Freedom to Tango
- Babu Fictions: Alienation in Contemporary Indian English Novels by Tabish Khair
Oxford, 407 pp, £21.50, March 2001, ISBN 0 19 565296 7
- An Obedient Father by Akhil Sharma
Faber, 282 pp, £9.99, January 2001, ISBN 0 571 20673 5
- The Death of Vishnu by Manil Suri
Bloomsbury, 329 pp, £16.99, February 2001, ISBN 0 7475 5270 3
- The Glass Palace by Amitav Ghosh
HarperCollins, 551 pp, £16.99, July 2000, ISBN 0 00 226102 2
In Anita Desai’s recent novel Fasting, Feasting, there is a delicately framed moment of what looks like reconciliation. An unmarried daughter has seen her last chance of a career and a life independent from the family vanish into the demands of her mother’s real or feigned illness. Feigned, the daughter is sure: the crafty parental stranglehold. But then daughter and mother attend a ceremony of mourning, where a dead woman’s ashes are consigned to the river. Each clasps the other’s hand, the mother weeps, and the daughter thinks ‘they are together still, they have the comfort of each other.’ ‘Together still’ means neither is dead, not that the daughter has failed to get away, and the chapter ends as the daughter ‘dips her jar in the river, and lifts it high over her head. When she tilts it and pours it out, the murky water catches the blaze of the sun and flashes fire.’ The blaze of the sun is the final flaring of the daughter’s anger, perhaps, the prelude to a long acceptance of an unchangeable condition.
The context makes this settled reading untenable, though, or at least insufficient. The ceremony that daughter and mother are attending is for a woman who after many years of marriage poured kerosene over herself and set herself alight because she was so unhappy. Or in another version – the narrator reports but doesn’t adjudicate – was burned alive by her in-laws. We can’t see the poured water without remembering the poured kerosene which appeared only five pages back, and without wondering what to do with the two images. At the very least an act of violence has crept into the scene of calm, and the blaze of the sun looks altogether different, a reminder of the sheer intensity of the despair or hostility which can lurk in quiet days.
All the characters here are Indian. The emotions are all in the cultural family, so to speak, and we don’t need to leap to thoughts of post-colonial or subaltern repression and resistance. But since the novel is written in English, the language is itself a historical marker, a relic of empire. The characters in the novel certainly speak English (go to a convent school, drink whisky, drive a Rover, read Ella Wheeler Wilcox, although they don’t each of them do all of those things), but they don’t speak only English, and it’s not clear when they switch languages. When the priest recites his prayers at the ceremony or tells the boatman to ‘Turn back now, it’s done,’ he is presumably not speaking English. When the daughter says ‘Mama’, I think perhaps she is. Although Desai dedicates this novel ‘To Those Whose Stories I’ve Told’, part of her discretion is her refusal to speak at length for her characters, to represent directly, for instance, the rage that may haunt their obedience. She speaks another language, or rather two other languages, English and the language of images.

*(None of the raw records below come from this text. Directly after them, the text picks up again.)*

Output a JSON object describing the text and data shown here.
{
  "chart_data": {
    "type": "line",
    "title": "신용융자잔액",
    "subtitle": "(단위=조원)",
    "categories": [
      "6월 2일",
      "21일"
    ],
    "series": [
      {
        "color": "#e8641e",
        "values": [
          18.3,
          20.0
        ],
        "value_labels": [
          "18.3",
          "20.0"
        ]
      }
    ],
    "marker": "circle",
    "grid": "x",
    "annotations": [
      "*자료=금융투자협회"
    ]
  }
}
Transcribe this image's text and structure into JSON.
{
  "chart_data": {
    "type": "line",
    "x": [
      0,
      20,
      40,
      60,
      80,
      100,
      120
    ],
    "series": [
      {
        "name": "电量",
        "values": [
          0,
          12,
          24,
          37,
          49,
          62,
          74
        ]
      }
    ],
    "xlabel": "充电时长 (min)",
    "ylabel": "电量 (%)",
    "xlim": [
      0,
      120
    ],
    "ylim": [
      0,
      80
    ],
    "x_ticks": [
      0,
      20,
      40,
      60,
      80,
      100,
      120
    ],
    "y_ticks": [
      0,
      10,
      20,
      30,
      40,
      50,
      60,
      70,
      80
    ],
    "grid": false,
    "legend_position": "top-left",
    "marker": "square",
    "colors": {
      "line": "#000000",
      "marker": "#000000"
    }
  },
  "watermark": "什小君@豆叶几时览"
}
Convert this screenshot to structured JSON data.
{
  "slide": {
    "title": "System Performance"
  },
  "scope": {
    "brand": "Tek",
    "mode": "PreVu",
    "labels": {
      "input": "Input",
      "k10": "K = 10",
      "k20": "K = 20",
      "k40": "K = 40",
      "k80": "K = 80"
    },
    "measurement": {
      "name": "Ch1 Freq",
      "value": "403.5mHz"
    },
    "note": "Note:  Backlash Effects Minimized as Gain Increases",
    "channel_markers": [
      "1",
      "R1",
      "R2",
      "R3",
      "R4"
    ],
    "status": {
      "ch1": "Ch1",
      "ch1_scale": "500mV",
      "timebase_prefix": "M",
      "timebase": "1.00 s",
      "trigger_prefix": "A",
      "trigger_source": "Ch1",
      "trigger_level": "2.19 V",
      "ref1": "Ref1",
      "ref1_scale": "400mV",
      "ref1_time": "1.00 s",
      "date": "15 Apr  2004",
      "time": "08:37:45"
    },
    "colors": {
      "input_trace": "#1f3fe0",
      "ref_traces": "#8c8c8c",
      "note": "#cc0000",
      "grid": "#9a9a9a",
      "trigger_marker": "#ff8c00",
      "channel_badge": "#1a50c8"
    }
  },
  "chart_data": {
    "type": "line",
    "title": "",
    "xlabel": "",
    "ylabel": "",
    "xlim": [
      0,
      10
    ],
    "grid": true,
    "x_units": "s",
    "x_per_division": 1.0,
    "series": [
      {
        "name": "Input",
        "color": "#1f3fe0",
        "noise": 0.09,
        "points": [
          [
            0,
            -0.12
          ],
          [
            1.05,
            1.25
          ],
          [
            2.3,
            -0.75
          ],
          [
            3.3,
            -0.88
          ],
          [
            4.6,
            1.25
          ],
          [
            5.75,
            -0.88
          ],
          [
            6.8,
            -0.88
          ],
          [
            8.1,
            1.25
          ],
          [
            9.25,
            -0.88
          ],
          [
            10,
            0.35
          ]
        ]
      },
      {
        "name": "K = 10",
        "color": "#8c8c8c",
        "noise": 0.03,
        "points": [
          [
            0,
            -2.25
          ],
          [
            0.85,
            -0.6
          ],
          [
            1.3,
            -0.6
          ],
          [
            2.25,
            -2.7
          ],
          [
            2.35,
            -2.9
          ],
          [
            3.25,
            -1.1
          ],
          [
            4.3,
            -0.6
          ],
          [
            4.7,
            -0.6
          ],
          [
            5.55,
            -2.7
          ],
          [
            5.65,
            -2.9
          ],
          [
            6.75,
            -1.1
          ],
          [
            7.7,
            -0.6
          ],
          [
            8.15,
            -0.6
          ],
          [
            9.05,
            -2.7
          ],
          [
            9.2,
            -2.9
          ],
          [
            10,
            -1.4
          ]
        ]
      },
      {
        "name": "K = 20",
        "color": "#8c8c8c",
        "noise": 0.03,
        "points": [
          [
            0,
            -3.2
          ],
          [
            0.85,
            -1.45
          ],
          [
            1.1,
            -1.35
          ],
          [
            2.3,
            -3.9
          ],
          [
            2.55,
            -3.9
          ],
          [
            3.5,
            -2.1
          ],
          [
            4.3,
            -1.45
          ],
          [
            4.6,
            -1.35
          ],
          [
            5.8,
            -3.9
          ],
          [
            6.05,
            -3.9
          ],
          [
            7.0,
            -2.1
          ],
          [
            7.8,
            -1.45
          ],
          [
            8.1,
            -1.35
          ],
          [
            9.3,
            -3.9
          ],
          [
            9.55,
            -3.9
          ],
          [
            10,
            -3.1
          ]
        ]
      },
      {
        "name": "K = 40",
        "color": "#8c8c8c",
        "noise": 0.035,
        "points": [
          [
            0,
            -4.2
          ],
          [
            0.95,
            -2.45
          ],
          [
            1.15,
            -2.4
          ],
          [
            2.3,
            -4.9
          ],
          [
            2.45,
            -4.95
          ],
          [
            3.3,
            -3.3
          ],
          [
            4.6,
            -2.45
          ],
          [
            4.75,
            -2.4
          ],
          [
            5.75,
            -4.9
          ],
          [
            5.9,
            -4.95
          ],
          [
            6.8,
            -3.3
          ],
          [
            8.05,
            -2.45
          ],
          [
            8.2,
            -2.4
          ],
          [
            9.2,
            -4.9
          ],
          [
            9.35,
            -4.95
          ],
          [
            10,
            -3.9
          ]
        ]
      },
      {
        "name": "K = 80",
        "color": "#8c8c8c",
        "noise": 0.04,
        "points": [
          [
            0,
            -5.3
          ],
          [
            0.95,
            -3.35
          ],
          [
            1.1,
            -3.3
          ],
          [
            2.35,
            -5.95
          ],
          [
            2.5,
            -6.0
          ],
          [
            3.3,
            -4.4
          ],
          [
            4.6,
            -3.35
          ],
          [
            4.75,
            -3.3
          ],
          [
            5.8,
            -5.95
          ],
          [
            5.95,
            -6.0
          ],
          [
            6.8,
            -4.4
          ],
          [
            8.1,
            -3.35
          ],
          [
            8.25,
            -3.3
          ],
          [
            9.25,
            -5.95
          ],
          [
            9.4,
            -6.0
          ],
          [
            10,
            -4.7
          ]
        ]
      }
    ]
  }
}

Desai’s awareness of these languages is one answer to the question Tabish Khair puts in his intelligent and argumentative book on contemporary Indian English novels: ‘how can agency be expressed and recognised when the medium of expression is not the agent’s?’ This is a fine question, but it’s about a sense of language rather than a linguistic fact. It’s not, I think, that English doesn’t belong to the Indians who speak it: why wouldn’t it belong to them as much as to anyone else? Or better, does it make any sense to think of language as belonging to anyone? But assumptions of possession and dispossession are everywhere, and full of intimations of class and power. ‘This language in which we are speaking is his before it is mine,’ Stephen Dedalus thinks while talking to an English priest in Portrait of the Artist as a Young Man. The language isn’t the priest’s and isn’t Stephen’s, but the priest talks as if he owned it and Stephen feels he never will. Neither, we may wish to recall, has any other language except those he has learned in school.
There are 16 official languages in India. Some 5 per cent of the population can read English, but mostly for vocational or technical purposes, while about 40 per cent know Hindi. I’m taking these figures both from Khair and from an article by Pankaj Mishra in the New York Review of Books. Readers and writers of English are thus a tiny minority, but Khair quotes the critic Harish Travedi as saying ‘it is this tiny minority which is the privileged, prosperous, decision-making new ruling caste of the country.’ The privilege and the proportion exclude so much of what is there (although the exclusions work in different ways) that I’m not sure where this leaves non-Indian readers of Indian English fiction, except with a huge reminder of everything we don’t know and perhaps can’t know. We should remember, too, that much Indian fiction in English is written for readers abroad, or indeed written abroad. All three of the novelists discussed in this review live in the United States, Khair in Copenhagen.